We need to have a politics which identifies our enemies; and the only politics which has any capacity, given our traditions, to do that is a politics of justified opposition. It must be obvious to anyone who is reading this that there were no official debates about any aspect of the sudden Government response to COVID-19 after March 2020. There have been unofficial debates, such as the ones arranged by Mike Graham on Talk Radio. But the truth is that those who are for lockdown are against debate, and have been against debate from the beginning. Even Neil Ferguson, apparently a rationalist, has fallen back on sneer and smear when considering the proposition that anything like an opposite point of view is a possibility. I believe in argument, actually: I am a bit innocent. I even occasionally tolerate statistics.

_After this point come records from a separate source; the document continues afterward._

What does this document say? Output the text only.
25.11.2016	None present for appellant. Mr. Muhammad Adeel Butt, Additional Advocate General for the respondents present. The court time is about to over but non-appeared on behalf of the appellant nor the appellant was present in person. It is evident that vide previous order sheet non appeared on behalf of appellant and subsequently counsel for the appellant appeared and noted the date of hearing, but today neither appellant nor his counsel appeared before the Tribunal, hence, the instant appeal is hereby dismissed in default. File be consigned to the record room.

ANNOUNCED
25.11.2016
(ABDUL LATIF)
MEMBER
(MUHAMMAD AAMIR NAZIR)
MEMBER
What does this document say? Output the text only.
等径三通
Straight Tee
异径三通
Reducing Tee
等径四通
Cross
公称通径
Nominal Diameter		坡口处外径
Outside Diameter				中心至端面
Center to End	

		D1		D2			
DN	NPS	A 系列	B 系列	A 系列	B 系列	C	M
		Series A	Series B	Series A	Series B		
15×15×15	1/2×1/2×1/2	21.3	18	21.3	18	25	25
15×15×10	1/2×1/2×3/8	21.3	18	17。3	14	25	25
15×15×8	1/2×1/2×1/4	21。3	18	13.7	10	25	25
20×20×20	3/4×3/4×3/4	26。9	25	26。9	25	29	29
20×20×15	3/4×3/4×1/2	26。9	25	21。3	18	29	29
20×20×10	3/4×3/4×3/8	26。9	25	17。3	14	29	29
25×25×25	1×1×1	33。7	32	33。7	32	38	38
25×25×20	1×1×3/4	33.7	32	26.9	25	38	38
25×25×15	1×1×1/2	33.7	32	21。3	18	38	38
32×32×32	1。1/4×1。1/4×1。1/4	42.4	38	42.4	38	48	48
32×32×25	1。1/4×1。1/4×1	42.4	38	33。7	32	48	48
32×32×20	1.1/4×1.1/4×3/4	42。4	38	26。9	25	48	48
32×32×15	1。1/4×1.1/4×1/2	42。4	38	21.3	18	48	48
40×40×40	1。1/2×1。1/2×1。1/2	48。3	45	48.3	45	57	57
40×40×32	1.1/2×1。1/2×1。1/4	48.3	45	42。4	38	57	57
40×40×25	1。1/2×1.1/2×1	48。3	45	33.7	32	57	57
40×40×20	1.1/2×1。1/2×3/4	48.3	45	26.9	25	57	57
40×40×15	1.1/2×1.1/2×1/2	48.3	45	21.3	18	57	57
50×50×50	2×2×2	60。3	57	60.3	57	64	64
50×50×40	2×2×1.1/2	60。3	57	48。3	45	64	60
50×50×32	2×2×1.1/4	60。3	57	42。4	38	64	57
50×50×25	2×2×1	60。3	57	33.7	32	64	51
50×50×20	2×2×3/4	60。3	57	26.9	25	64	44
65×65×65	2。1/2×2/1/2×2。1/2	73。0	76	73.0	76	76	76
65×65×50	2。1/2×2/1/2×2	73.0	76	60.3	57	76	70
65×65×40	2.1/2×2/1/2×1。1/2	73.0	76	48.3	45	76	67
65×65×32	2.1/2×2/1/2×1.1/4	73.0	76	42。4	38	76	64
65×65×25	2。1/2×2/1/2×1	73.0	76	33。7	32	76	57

So I approve of Peter Hitchens, Lockdown Sceptics, Lord Sumption, etc., but I also think our side needs to use sneer and smear too, the entire repertoire of scorn and condescension and disparagement and calumny. Our enemies are knaves, and their tricks should be confounded by all and any means. One should not always be polite.

So let me say it again. Britons are slaves and if they are not yet fully enslaved then there is certainly every sign that they wish to be slaves, and this is what all the taking the knee and taking the jab is about. If we do not want to be slaves, then we need beliefs which will enable us to confound the politics of others. And we also need to maintain a politics of justified opposition.

Dr. James Alexander is an Assistant Professor in the Department of Political Science at Bilkent University in Turkey.